Most successful small business solopreneurs start by managing everything on their own, and hire the rest out to contractors. When workload is too much, they progress to maybe ~5 employees. Then may feel like that is a lot of work.

The thought that not liking to manage those employees = scaling bigger must mean more commitment (time/energy) is flawed.

By that logic it would seem that someone who opens up a coffee shop that is successful, cannot open a chain or franchise it without having a proclivity and values towards managing people and it consuming them 24/7.

I would assume on the way to big enterprise, there are milestones where you put systems in place to make sure you are not overwhelmed. The bigger you get, the more systems you create. Eventually maybe it is not even you creating these systems.

You might have an increase in commitment if you define it as responsibility. Because now you will be responsible for more people and their livelihoods when you picture yourself as the "leader". But in reality that responsibility is shared. The top level management ideally i would think take more than just physical workload but also mental. Your old responsibilities are replaced with different ones, not just stacked on top of each other.

But if you are a person who can't relax even if someone is taking care of something for you...then i guess that is a different story.
 
I have always found this “Jewish View of Retirement” to be quite spot on.

They also account for a massively disproportionate amount of billionaires per capita. Why? Because they live their lives with a different foundation than most everyone else.
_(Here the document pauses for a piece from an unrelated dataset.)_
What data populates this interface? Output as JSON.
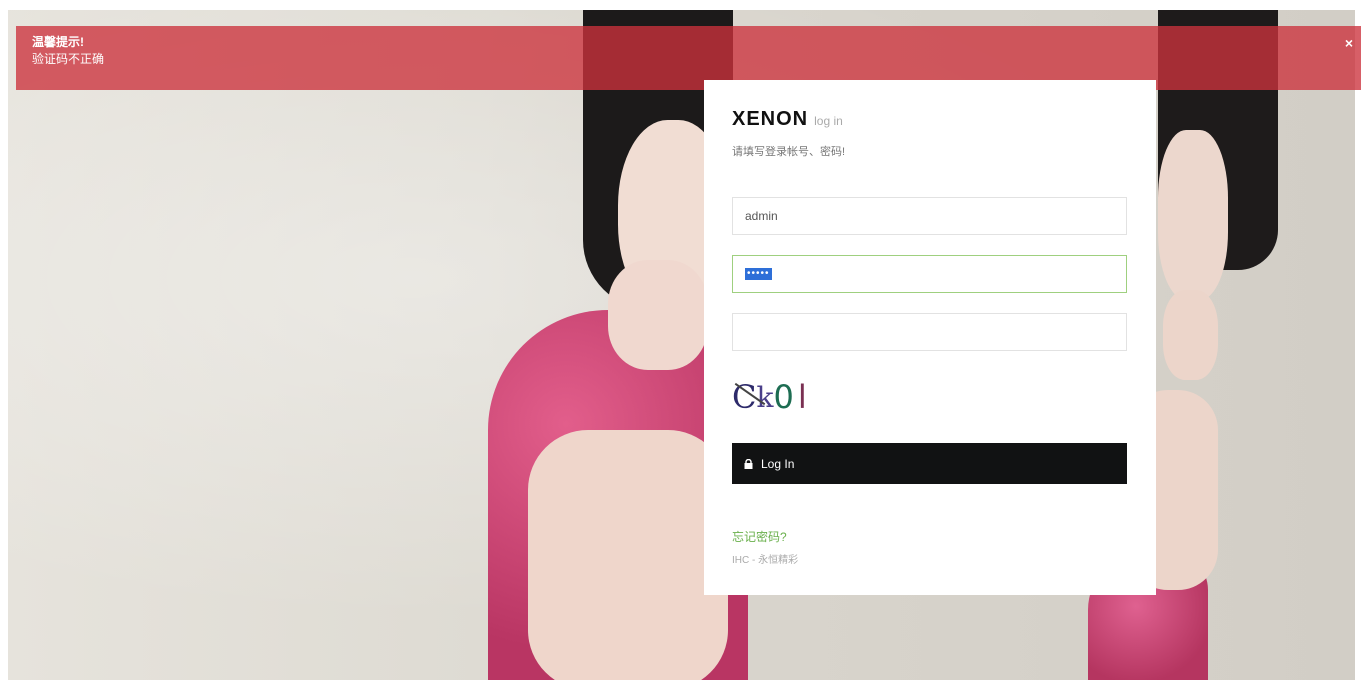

I personally think it should be pretty much the same protocol for Christians, and it’s sad that we haven’t yet, but I digress.

Those interested, I’m pretty much aligned with this attachment.
I read that attachment, there is a lot of wisdom to be learned from the Jewish.

I realize it’s off topic to this thread, but Rabbi Simon Jacobson has some very good lectures on YouTube.
 
How do the majority of people not understand time leverage of enterprise entrepreneurs?

How do you not understand that time leverage is difficult and painful to establish and that 99.9% of people are geared toward doing what's easy and nice?

That's why earning a lot AND having fun doing it is an exception. Most people don't like doing hard things!

Maybe it's not the case for you, and that's great! You're a part of the 0.01% aka the exception.

Don't drown in your ideology. Most people cannot be entrepreneurs. Extraordinarily, that's actually why most people are not entrepreneurs.

Most can't even do their job correctly.